Reuters reported Monday that the Public Accounts Committee (PAC), the body responsible for overseeing government financial affairs, has invited executives from the three corporations to give evidence about their financial practices even as the public and politicians alike grow increasingly irate over international companies’ ability to engage in tax avoidance.

“It is hard for the ordinary person to believe it’s fair,” said Margaret Hodge in the report. Hodge, a member of Parliament for the Labour party and chairman of PAC, continued, “It makes people incredibly angry in the current fiscal climate.”

Britain is not the only country to seek larger tax receipts from multinational corporations. Germany, along with Britain, had announced last week that they both intended to compel G20 economic officials to crack down on multinationals that do not pay their “fair share” of taxes, after numerous reports that large companies took advantage of loopholes to cut or eliminate their tax bills.

An October Reuters report revealed that Starbucks had paid neither corporate nor income taxes in the U.K. for the past three years, and indeed forked over only 8.6 million pounds ($13.74 million) in total taxes to Britain over a 13-year period during which it recorded sales of 3.1 billion pounds.

The group U.K. Uncut has voiced its opposition to government austerity measures and has put together protests against British telecom operator Vodafone and pharmacist Boots over their tax practices, issued a statement Monday saying that it planned to target Starbucks.

The American coffee company said it followed the tax rules in every country where it operates and sought to pay its fair share of taxes, and a spokeswoman was quoted in the report saying, “We are committed to being transparent on this issue and look forward to appearing before this committee.”

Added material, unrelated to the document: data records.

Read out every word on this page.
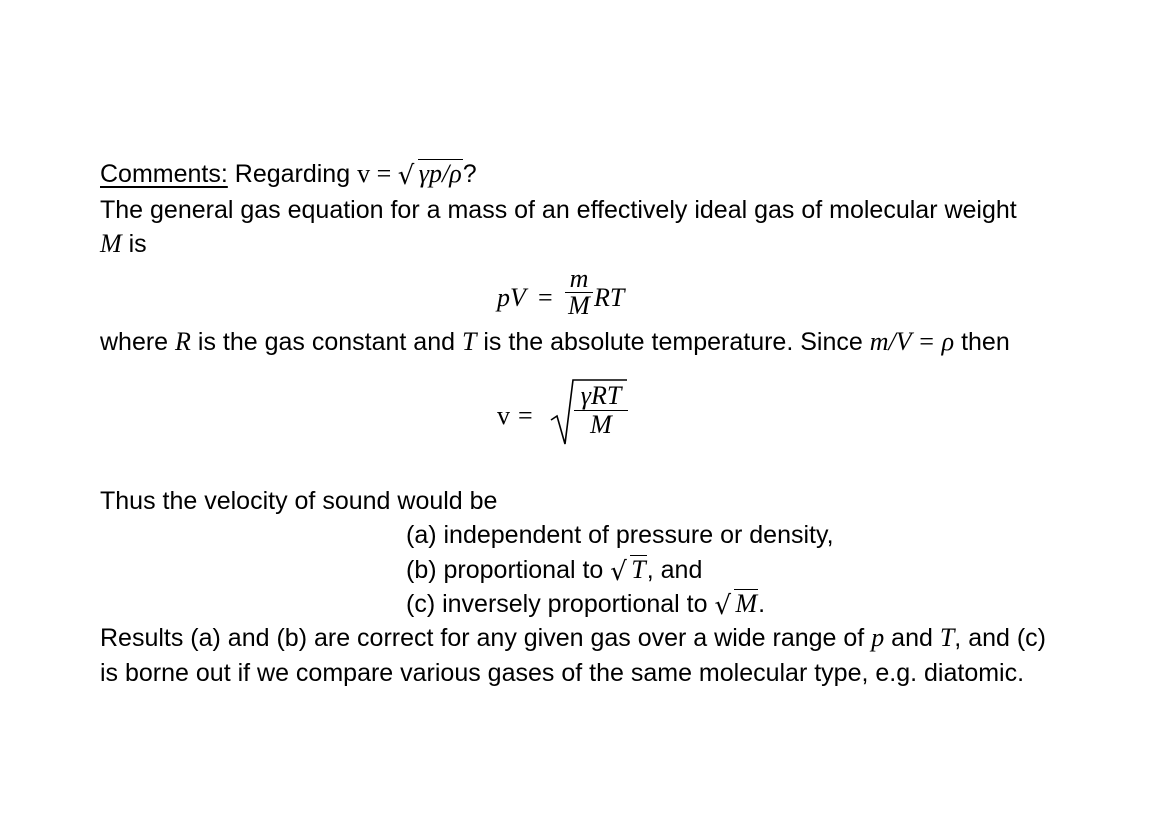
Comments: Regarding v = √ γp/ρ?
The general gas equation for a mass of an effectively ideal gas of molecular weight
M is
pV =
m
M RT
where R is the gas constant and T is the absolute temperature. Since m/V = ρ then
v =
γRT
M
Thus the velocity of sound would be
(a) independent of pressure or density,
(b) proportional to √ T, and
(c) inversely proportional to √ M.
Results (a) and (b) are correct for any given gas over a wide range of p and T, and (c)
is borne out if we compare various gases of the same molecular type, e.g. diatomic.
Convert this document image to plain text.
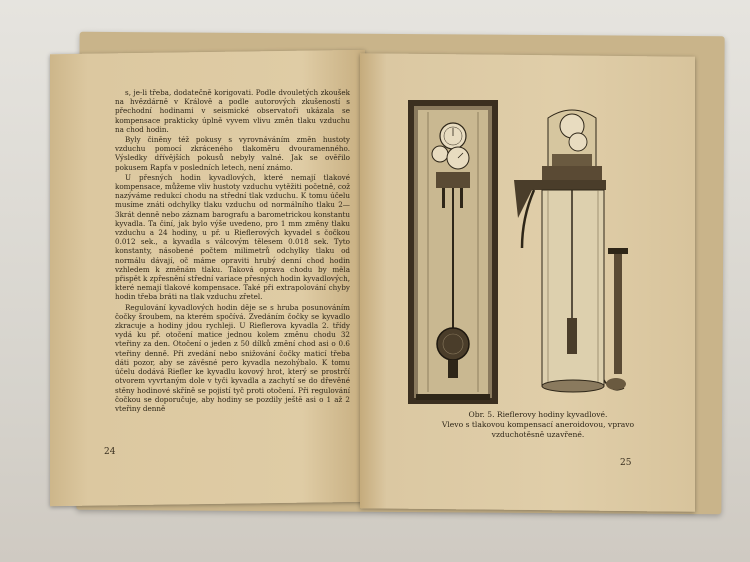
s, je-li třeba, dodatečně korigovati. Podle dvouletých zkoušek na hvězdárně v Králově a podle autorových zkušeností s přechodní hodinami v seismické observatoři ukázala se kompensace prakticky úplně vyvem vlivu změn tlaku vzduchu na chod hodin.

Byly činěny též pokusy s vyrovnáváním změn hustoty vzduchu pomocí zkráceného tlakoměru dvouramenného. Výsledky dřívějších pokusů nebyly valné. Jak se ověřilo pokusem Rapfa v posledních letech, není známo.

U přesných hodin kyvadlových, které nemají tlakové kompensace, můžeme vliv hustoty vzduchu vytěžiti početně, což nazýváme redukcí chodu na střední tlak vzduchu. K tomu účelu musíme znáti odchylky tlaku vzduchu od normálního tlaku 2—3krát denně nebo záznam barografu a barometrickou konstantu kyvadla. Ta činí, jak bylo výše uvedeno, pro 1 mm změny tlaku vzduchu a 24 hodiny, u př. u Rieflerových kyvadel s čočkou 0.012 sek., a kyvadla s válcovým tělesem 0.018 sek. Tyto konstanty, násobené počtem milimetrů odchylky tlaku od normálu dávají, oč máme opraviti hrubý denní chod hodin vzhledem k změnám tlaku. Taková oprava chodu by měla přispět k zpřesnění střední variace přesných hodin kyvadlových, které nemají tlakové kompensace. Také při extrapolování chyby hodin třeba bráti na tlak vzduchu zřetel.

Regulování kyvadlových hodin děje se s hruba posunováním čočky šroubem, na kterém spočívá. Zvedáním čočky se kyvadlo zkracuje a hodiny jdou rychleji. U Rieflerova kyvadla 2. třídy vydá ku př. otočení matice jednou kolem změnu chodu 32 vteřiny za den. Otočení o jeden z 50 dílků změní chod asi o 0.6 vteřiny denně. Při zvedání nebo snižování čočky maticí třeba dáti pozor, aby se závěsné pero kyvadla nezohýbalo. K tomu účelu dodává Riefler ke kyvadlu kovový hrot, který se prostrčí otvorem vyvrtaným dole v tyči kyvadla a zachytí se do dřevěné stěny hodinové skříně se pojistí tyč proti otočení. Při regulování čočkou se doporučuje, aby hodiny se pozdily ještě asi o 1 až 2 vteřiny denně

24
Obr. 5. Rieflerovy hodiny kyvadlové.
Vlevo s tlakovou kompensací aneroidovou, vpravo
vzduchotěsně uzavřené.
25
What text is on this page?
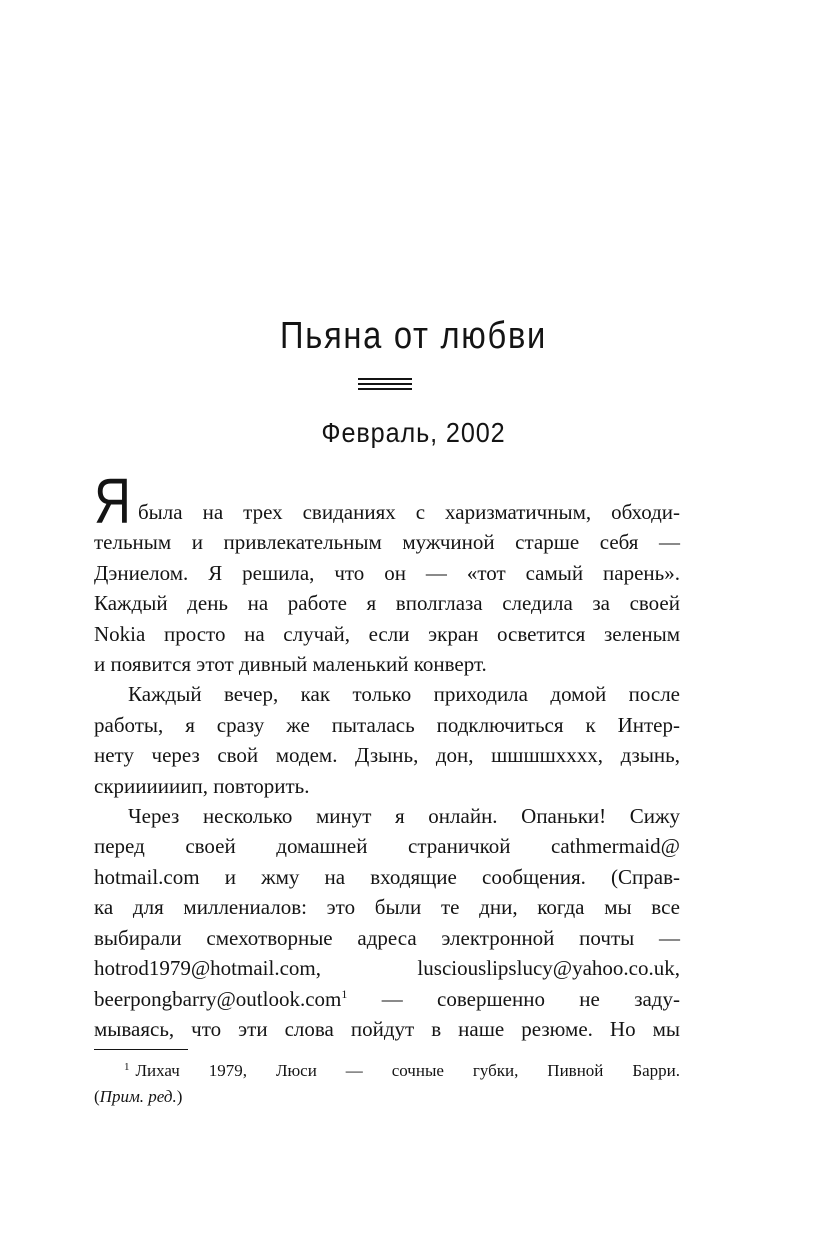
Пьяна от любви
Февраль, 2002

Я была на трех свиданиях с харизматичным, обходи-
тельным и привлекательным мужчиной старше себя —
Дэниелом. Я решила, что он — «тот самый парень».
Каждый день на работе я вполглаза следила за своей
Nokia просто на случай, если экран осветится зеленым
и появится этот дивный маленький конверт.

Каждый вечер, как только приходила домой после
работы, я сразу же пыталась подключиться к Интер-
нету через свой модем. Дзынь, дон, шшшшхххх, дзынь,
скриииииип, повторить.

Через несколько минут я онлайн. Опаньки! Сижу
перед своей домашней страничкой cathmermaid@
hotmail.com и жму на входящие сообщения. (Справ-
ка для миллениалов: это были те дни, когда мы все
выбирали смехотворные адреса электронной почты —
hotrod1979@hotmail.com, lusciouslipslucy@yahoo.co.uk,
beerpongbarry@outlook.com$^1$ — совершенно не заду-
мываясь, что эти слова пойдут в наше резюме. Но мы

$^1$ Лихач 1979, Люси — сочные губки, Пивной Барри.
(Прим. ред.)
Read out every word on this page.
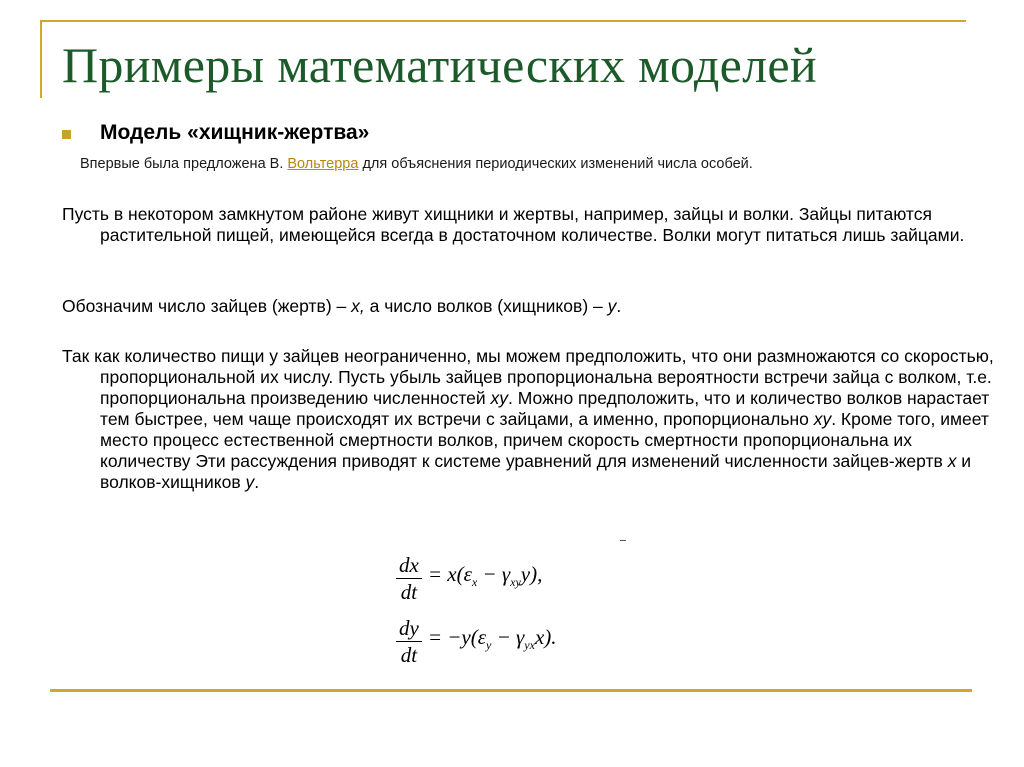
Примеры математических моделей
Модель «хищник-жертва»
Впервые была предложена В. Вольтерра для объяснения периодических изменений числа особей.

Пусть в некотором замкнутом районе живут хищники и жертвы, например, зайцы и волки. Зайцы питаются растительной пищей, имеющейся всегда в достаточном количестве. Волки могут питаться лишь зайцами.

Обозначим число зайцев (жертв) – x, а число волков (хищников) – y.

Так как количество пищи у зайцев неограниченно, мы можем предположить, что они размножаются со скоростью, пропорциональной их числу. Пусть убыль зайцев пропорциональна вероятности встречи зайца с волком, т.е. пропорциональна произведению численностей xy. Можно предположить, что и количество волков нарастает тем быстрее, чем чаще происходят их встречи с зайцами, а именно, пропорционально xy. Кроме того, имеет место процесс естественной смертности волков, причем скорость смертности пропорциональна их количеству Эти рассуждения приводят к системе уравнений для изменений численности зайцев-жертв x и волков-хищников y.

$\frac{dx}{dt} = x(\varepsilon_x - \gamma_{xy}y)$,
$\frac{dy}{dt} = -y(\varepsilon_y - \gamma_{yx}x)$.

According to a PAC spokesman, not only Starbucks’ CFO Tory Alstead will give evidence before the committee, but so will Matt Brittin, CEO of Google U.K., and Andrew Cecil, Brussels-based director of public policy for Amazon.

According to Google’s filings, had $4 billion in U.K. sales in 2011, but its main U.K. division paid only 3.4 million pounds for the year despite a groupwide profit margin of 33%. Google channels its non-U.S. sales through an Irish division to avoid U.K. tax. This way it only pays taxes of 3.2% on its non-U.S. profits.

In 2011, Amazon’s main U.K. division paid less than 1 million pounds in income tax on U.K. sales of $5.3–7.2 billion, according to its filings. The megaseller funnels its European sales through a division based in Luxembourg, thus paying only 11% on its foreign profits in 2011. That’s less than half its major markets’ average corporate income tax rate.

Hodge and former financial services minister Paul Myners said in the report that the government should consider a new revenue-based tax to keep profits from U.K. sales within the country.